Шли они не спеша, и Александр Яковлевич не уставал поражаться странному и безостановочному кружению двух голубых солнц в оранжевом небе и быстрому скольжению теней, прыгавших вслед за ним по сухой, каменистой почве.
Все-таки поразительно, как быстро ко всему привыкаешь. Только что, только что на Земле он прислушивался с постоянной тревогой к колотью в сердце и постоянно утешал себя, что колотье в левой части — это еще не страшно, куда хуже была бы боль загрудинная… И вот он идет по чужой планете, в жарком, разреженном воздухе, и его нисколько не беспокоит, что никакого сердца у него вообще нет, нет никакой крови, а есть нечто совершенно непонятное, полуживое-полумашинное, черпающее извне самую разную энергию и не боящееся никаких хворей.

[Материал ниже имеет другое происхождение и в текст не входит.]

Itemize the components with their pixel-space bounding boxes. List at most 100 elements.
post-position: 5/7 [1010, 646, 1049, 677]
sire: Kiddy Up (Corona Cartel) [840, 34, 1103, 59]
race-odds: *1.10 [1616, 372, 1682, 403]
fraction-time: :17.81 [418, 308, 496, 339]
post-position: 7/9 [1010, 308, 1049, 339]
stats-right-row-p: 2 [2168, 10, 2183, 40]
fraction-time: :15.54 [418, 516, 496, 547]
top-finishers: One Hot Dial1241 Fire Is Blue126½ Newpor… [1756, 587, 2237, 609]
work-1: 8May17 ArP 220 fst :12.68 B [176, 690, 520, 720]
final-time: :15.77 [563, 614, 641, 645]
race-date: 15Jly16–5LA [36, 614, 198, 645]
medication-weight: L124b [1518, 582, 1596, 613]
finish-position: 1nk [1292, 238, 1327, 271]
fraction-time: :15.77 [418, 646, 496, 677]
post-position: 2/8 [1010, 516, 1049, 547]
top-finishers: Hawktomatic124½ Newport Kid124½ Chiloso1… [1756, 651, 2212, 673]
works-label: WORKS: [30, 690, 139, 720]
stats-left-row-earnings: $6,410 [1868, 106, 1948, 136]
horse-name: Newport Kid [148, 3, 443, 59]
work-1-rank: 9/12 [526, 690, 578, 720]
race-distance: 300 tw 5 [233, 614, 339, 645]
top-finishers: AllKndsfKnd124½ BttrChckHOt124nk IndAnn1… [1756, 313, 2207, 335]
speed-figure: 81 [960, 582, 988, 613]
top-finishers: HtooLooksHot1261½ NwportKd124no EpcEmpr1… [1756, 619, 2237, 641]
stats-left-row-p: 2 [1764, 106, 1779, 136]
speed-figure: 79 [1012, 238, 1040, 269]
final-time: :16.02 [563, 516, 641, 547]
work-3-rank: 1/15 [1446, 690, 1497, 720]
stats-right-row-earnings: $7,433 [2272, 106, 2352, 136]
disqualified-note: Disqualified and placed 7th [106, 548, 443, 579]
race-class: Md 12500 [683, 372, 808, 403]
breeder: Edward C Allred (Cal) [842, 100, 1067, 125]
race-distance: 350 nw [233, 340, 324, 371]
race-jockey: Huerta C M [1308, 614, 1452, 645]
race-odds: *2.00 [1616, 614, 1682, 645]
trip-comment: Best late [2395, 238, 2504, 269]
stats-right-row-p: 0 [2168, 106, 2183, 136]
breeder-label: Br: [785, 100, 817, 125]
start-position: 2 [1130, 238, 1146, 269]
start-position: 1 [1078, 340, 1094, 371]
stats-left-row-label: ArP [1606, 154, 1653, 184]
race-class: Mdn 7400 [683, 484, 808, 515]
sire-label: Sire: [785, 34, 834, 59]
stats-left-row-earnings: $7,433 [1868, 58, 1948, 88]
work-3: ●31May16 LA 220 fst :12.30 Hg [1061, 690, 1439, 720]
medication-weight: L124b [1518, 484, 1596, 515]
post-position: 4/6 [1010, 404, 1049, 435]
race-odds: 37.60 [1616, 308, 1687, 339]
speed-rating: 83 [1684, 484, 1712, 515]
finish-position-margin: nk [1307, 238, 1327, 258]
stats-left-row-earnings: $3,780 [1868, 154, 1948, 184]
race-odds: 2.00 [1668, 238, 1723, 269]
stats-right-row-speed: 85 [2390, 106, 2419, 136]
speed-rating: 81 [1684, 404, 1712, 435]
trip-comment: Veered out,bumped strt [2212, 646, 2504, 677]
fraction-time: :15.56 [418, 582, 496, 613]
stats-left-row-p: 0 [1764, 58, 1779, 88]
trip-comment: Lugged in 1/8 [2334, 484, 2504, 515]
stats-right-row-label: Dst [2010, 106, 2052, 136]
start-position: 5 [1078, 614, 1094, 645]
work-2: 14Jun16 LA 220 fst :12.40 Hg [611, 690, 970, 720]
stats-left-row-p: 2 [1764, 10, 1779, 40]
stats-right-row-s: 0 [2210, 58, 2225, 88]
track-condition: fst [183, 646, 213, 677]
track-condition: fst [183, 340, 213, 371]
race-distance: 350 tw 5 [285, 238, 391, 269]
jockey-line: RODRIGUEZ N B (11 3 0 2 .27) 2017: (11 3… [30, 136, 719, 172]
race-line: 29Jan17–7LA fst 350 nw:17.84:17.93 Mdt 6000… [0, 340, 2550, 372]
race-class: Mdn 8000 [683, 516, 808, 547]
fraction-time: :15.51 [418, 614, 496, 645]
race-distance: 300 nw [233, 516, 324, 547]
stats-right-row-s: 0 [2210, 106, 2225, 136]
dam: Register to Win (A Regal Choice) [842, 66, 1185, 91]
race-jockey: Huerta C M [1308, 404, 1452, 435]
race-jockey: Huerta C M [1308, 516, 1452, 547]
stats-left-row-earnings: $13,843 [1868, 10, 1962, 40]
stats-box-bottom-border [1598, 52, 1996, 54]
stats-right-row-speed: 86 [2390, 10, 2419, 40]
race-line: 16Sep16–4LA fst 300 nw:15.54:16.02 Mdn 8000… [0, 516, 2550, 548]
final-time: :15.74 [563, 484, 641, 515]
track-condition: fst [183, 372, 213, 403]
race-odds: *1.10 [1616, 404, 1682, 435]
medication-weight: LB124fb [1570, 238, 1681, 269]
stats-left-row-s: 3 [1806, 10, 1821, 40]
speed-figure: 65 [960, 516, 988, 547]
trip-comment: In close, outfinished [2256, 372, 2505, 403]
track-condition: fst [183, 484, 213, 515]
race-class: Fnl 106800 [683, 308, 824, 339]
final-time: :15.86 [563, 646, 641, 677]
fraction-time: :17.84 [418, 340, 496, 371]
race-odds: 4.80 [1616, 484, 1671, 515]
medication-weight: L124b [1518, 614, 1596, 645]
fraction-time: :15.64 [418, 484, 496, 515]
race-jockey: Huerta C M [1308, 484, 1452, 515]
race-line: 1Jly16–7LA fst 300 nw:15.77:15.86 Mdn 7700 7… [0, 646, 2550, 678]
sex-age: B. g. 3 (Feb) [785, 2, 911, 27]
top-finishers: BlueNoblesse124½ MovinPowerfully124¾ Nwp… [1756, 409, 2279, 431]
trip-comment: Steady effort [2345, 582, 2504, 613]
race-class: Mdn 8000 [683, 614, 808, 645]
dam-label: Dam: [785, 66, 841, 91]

Сама ходьба была здесь делом удивительным. Александр Яковлевич не делал никаких усилий, он как бы лишь управлял самодвижущимся своим телом, был как бы его седоком. А тело двигалось замечательно: плавно, сильно, без толчков, словно безостановочно переливалось, текло.
— Если не ошибаюсь, — сказал Иван Андреевич, — границы страны Татьянии начинаются вон за тем холмиком. Я его приметил по высокому ноздреватому камню… — Иван Андреевич вдруг засмеялся.
— Что вы? — спросил его Александр Яковлевич.
— Да вот, представляете, поймал себя на мысли, что волнуюсь. А вы?
— Я? Не знаю…
Александр Яковлевич опять покривил душой. Он знал. Он тоже волновался. Как-то встретит его воительница? Не их, а его, вот что волновало старого аптекаря, потому что совершенно против его воли какой-то дурацкий ухмыляющийся голос продолжал бубнить: «каждый вечер сразу станет удивительно хорош, и ты поешь… И ты поешь… И ты поешь…» Чтобы заглушить этот старый мотивчик в голове, Александр Яковлевич начал было привычно подбирать приличествующую случаю цитатку, но с удивлением отметил, что ничего подходящего на ум не приходит. Гм… странно, странно… «И каждый вечер сразу станет удивительно хорош…». О господи!
Они поравнялись с высоким камнем. Он действительно был какой-то ноздреватый, как губка, и поры его, в которые не проникало голубое сияние двух солнц, источали, казалось, черную прохладу.
И тут увидели они девчушку с забавно торчащими косичками. Где она была, откуда взялась, совершенно непонятно. Пограничник с косичками. «Пионерка помогла задержать двух нарушителей границы», — прошмыгнула в голове Александра Яковлевича совершенно никчемная фраза.
— Добрый день, — сказала девчушка. — К сожалению, дальше пропустить вас не могу.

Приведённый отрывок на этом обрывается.